Chris Walsh (chris_walsh) wrote,
Chris Walsh
chris_walsh

A place of comfort

The Maryhill Museum of Art is one of many places that makes me feel better.

It sits stonily on the endlessly-held waves of rock out along the Columbia River, looking towards the south to a dustily beautiful, semi-desert horizon. A solid, sandy-colored, warm, and unexpected mansion, Maryhill is an oasis. It's certainly felt that way to me.

When I lived closer to there -- a mere 80 miles away in Hermiston, Oregon as opposed to the 110 miles away I am now in Portland (meaning IT'S NOT THAT MUCH FARTHER, as I remind myself) -- Maryhill was a good go-to day trip. On one genuinely obnoxious Saturday morning -- a sewage flood happened right outside my apartment, and my attempt to get some work done at the closed, empty office was interrupted in an annoying way -- I needed a change of scenery, some fresh air, some fresh sights. I did one of my day trips there. I felt refreshed. VERY refreshed.

Maryhill is an eccentric place built by an eccentric man. Sam Hill (Wikipedia page here) fell in love with the inner Pacific Northwest, and wanted to share it. So he learned how to build roads. As you do. The result, a century ago, was the Columbia River Highway, large portions of which are still around and functional. They were built well. (The Maryhill Loops Road was the first road Hill and his fellows built, to see if their techniques would work. It's still around and used for special events and car commercials.) Other plans changed: he built what what intended as a Quaker farming town on the river, and started building the Maryhill mansion itself as a residence, but the town didn't work out and the mansion was nowhere near being finished near the end of his life...so he decided to finish it as a museum. Which is why we have this amazing gift of a place, ever since it opened to the public in 1940.

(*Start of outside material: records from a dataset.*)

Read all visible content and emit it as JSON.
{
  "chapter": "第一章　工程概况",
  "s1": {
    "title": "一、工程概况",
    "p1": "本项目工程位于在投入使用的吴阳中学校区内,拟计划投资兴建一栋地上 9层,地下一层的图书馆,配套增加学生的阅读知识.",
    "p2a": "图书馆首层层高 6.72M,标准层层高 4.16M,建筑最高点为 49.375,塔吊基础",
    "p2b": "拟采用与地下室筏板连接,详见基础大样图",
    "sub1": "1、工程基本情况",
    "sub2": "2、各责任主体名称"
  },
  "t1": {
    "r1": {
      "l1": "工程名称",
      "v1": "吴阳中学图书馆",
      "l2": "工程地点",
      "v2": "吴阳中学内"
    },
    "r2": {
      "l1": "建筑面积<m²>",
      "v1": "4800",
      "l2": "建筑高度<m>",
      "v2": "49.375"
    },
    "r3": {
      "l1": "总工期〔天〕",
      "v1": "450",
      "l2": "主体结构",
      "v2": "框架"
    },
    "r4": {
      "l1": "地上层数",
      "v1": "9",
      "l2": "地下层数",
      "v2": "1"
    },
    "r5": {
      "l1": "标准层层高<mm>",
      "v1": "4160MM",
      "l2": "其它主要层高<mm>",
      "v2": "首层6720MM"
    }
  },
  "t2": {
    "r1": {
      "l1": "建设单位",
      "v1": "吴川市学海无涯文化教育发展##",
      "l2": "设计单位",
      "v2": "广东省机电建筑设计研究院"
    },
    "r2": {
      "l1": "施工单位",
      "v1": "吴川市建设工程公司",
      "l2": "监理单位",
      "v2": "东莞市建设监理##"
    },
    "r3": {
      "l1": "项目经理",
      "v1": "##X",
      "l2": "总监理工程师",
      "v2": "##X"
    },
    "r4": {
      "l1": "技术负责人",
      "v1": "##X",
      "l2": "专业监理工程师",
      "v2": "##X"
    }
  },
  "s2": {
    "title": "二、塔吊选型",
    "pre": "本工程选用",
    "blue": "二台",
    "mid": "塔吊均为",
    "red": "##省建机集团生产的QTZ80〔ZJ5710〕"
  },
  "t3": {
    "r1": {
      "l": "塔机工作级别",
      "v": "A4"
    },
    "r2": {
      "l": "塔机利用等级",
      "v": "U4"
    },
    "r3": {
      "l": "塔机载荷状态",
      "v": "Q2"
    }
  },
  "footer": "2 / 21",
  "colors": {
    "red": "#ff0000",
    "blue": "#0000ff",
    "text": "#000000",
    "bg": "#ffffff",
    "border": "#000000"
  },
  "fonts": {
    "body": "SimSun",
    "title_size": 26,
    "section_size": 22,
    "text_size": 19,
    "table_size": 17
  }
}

Maryhill made the news, happily, with the completion of the first major expansion of the museum space. This was a large, complicated job, in an isolated area, built around a National Register of Historic Places edifice that can't and shouldn't be altered too much but which needed to work better as a museum (remember, it's a re-purposed house; a huge house, but still). And soon I hope to find a chance to see it. Get back there.

Heck, reading it described as a "fortress" makes me think Maryhill would be a good place to escape to in the event of zombie apocalypse. Yes, I'm still me.